Na biurkach lekki nieład. Na lewym biurku jakieś przedmioty prywatne: gazeta codzienna (w rodzaju wyborczej/dziennika), jakieś klucze, coś do jedzenia. Biuro bardziej przypominało prywatny pokój, niż miejsce obsługi klienta i źle wpływało na moją ocenę profesjonalizmu i wiarygodności placówki.

Biurko obu pań (połączone) było całe w stertach papierów (nie ulotek), a przy obsługującej mnie kobiecie znajdowały się, od strony klienta, rzucone dwie koperty z Enei (energetyka). Biurko było czyste, ale sprawiało wrażenie, jakbym znalazł się na przykład w biurze księgowym, a nie punkcie, gdzie przyjmuje się wielu klientów.

Przeczytaj także: Uziemieni w Grecji? Czy zadziała plan B?

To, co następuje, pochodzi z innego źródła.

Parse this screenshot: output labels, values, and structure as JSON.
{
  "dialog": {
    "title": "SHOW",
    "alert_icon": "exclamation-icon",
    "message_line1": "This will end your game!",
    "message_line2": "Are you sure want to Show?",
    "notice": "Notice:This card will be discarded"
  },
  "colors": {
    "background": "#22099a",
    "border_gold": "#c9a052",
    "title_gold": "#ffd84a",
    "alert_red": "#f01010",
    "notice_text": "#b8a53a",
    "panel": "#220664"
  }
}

Niektórzy pracownicy zostali nawet poproszeni o przekazanie materiałów reklamowych. A oto, co usłyszeli w odpowiedzi (scena z Czech):

Powiedziałam, że rozglądam się za wakacjami zagranicznymi i poprosiłam o pomoc. Pani powiedziała mi, że muszę zaczekać na jej koleżankę, która będzie mogła ze mną na ten temat porozmawiać. Tak więc usiadłam i czekałam 5 minut. Kiedy tylko pracownica, z którą miałam porozmawiać nadeszła, najpierw zajęła się klientem, który czekał przede mną, potem ja powtórzyłam pytanie o wakacje zagraniczne. Pani jednak odesłała mnie mówiąc, że w tej chwili nie ma czasu, ponieważ czeka na kolejnego klienta, który chce dokonać rezerwacji, tak więc nie może udzielić mi odpowiedzi. Poprosiłam więc uprzejmie o jakieś materiały, z których poczytam, gdzie mogę wybrać się na wakacje. Pani powiedziała tylko, że naprawdę jest zajęta.

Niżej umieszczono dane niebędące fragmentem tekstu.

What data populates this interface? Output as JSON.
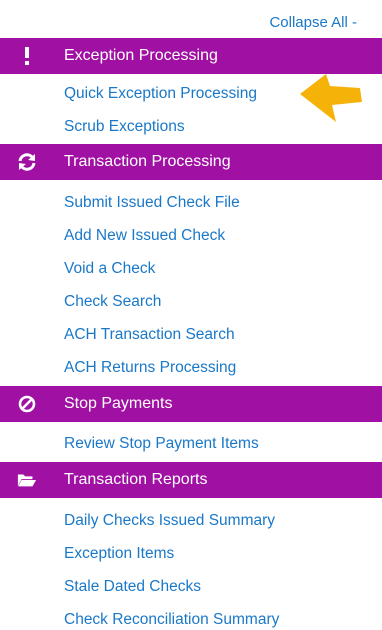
{
  "collapse_all": "Collapse All -",
  "sections": [
    {
      "title": "Exception Processing",
      "icon": "exclamation-icon",
      "items": [
        "Quick Exception Processing",
        "Scrub Exceptions"
      ]
    },
    {
      "title": "Transaction Processing",
      "icon": "refresh-icon",
      "items": [
        "Submit Issued Check File",
        "Add New Issued Check",
        "Void a Check",
        "Check Search",
        "ACH Transaction Search",
        "ACH Returns Processing"
      ]
    },
    {
      "title": "Stop Payments",
      "icon": "ban-icon",
      "items": [
        "Review Stop Payment Items"
      ]
    },
    {
      "title": "Transaction Reports",
      "icon": "folder-open-icon",
      "items": [
        "Daily Checks Issued Summary",
        "Exception Items",
        "Stale Dated Checks",
        "Check Reconciliation Summary"
      ]
    }
  ],
  "colors": {
    "header_bg": "#a011a3",
    "link": "#1a78c8",
    "arrow": "#f5b30a"
  }
}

Na pytanie czy niezajęci obsługą doradcy sprawiali wrażenie aktywnych i profesjonalnych 81,3% klientów dało odpowiedź twierdzącą. Wynika z tego jednak, że prawie 20% pracowników była zajęta czynnościami niezwiązanymi z pracą – a szkoda, bo klienci, mimo że obsługiwani przy sąsiednim stoliku, zauważają takie niedociągnięcia.

Kiedy wchodzę do biura oczekuję, że obsługa zaprosi mnie do siebie. Tu miałam wrażenie jakbym się narzucała – powiedziała jedna z polskich klientek.

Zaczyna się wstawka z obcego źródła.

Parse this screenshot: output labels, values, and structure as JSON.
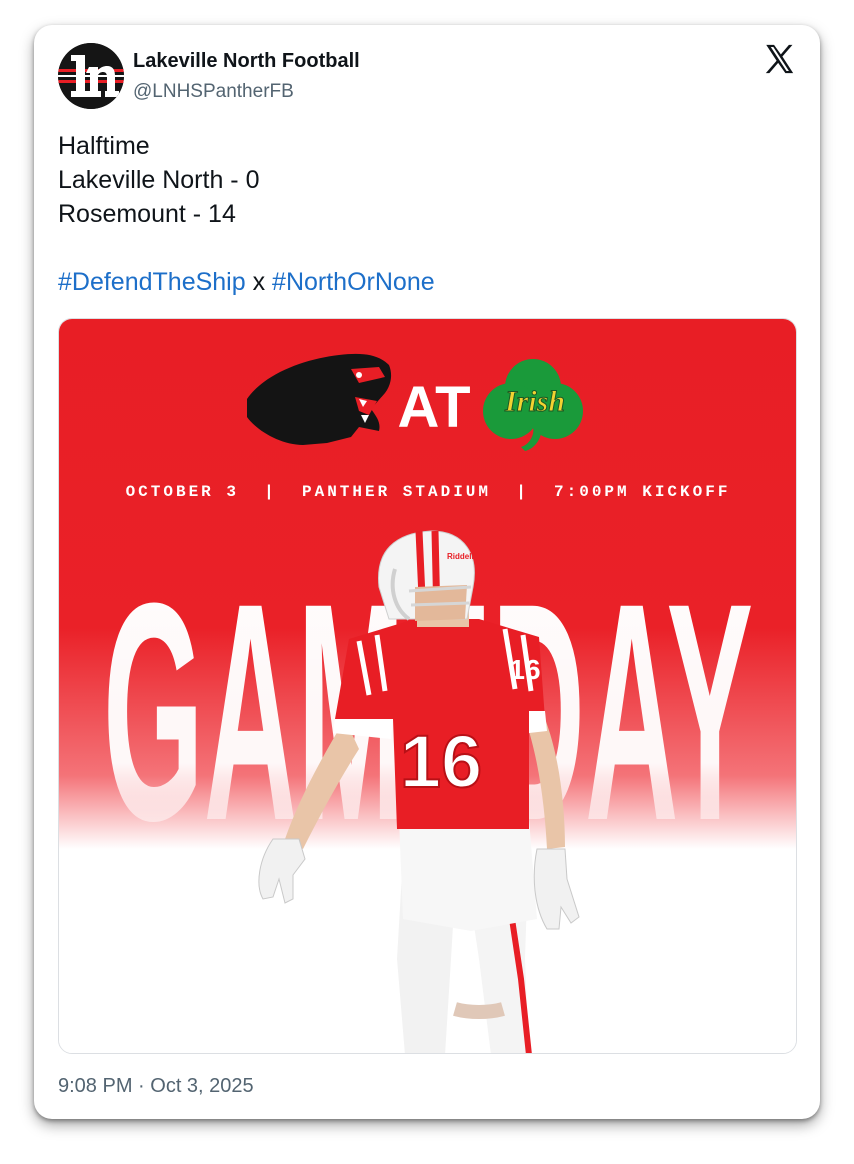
{
  "account": {
    "display_name": "Lakeville North Football",
    "handle": "@LNHSPantherFB",
    "avatar_icon": "ln-logo-icon",
    "platform_icon": "x-logo-icon"
  },
  "tweet": {
    "lines": [
      "Halftime",
      "Lakeville North - 0",
      "Rosemount - 14"
    ],
    "hashtag_1": "#DefendTheShip",
    "separator": "x",
    "hashtag_2": "#NorthOrNone",
    "timestamp": "9:08 PM · Oct 3, 2025"
  },
  "graphic": {
    "at_text": "AT",
    "irish_text": "Irish",
    "info_line": "OCTOBER 3  |  PANTHER STADIUM  |  7:00PM KICKOFF",
    "big_word": "GAMEDAY",
    "jersey_number": "16",
    "helmet_brand": "Riddell",
    "colors": {
      "red": "#e81e25",
      "shamrock_green": "#1a9a3a",
      "irish_gold": "#f2d231",
      "hashtag_blue": "#1d6fc9"
    }
  }
}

Jeśli chodzi o wygląd pracowników, to tylko 37,5% z nich miało firmowe stroje, a jeszcze mniej, bo zaledwie 22,7% – czytelne identyfikatory. Tajemniczy klient w Polsce tak skomentował tę sprawę:

Przy dwóch biurkach siedziały kobiety. (…) Druga była (…) ubrana była w czarny golf. Nie miały żadnych plakietek, ani innych informacji świadczących o tym jak mają na imię. Na krześle, na którym siedziała pani z XXX wisiała jej kurtka, natomiast pani z XXX trzymała swoją kurtkę na krześle obok, przerzuconą tak, jakby dopiero ją tam położyła.

W rankingu generalnym najlepiej wypadły Węgry z wynikiem 89,6% zadowolonych klientów, tuż za nimi uplasowały się Czechy (87,7%) oraz Słowacja (87,4%). Pozostałe kraje uzyskały wynik poniżej średniej, która ogólnie wyniosła 83,9% pozytywnych głosów.

Nigdy nikomu nie polecę tego biura!

Kategoria dotycząca obsługi to najważniejszy punkt badań realizowanych przez INTERNATIONAL SERVICE CHECK. To od atmosfery panującej w danej placówce, kompetencji pracowników i wiedzy o produkcie zależy, czy klient zdecyduje się na zakup czy uda się do konkurencji.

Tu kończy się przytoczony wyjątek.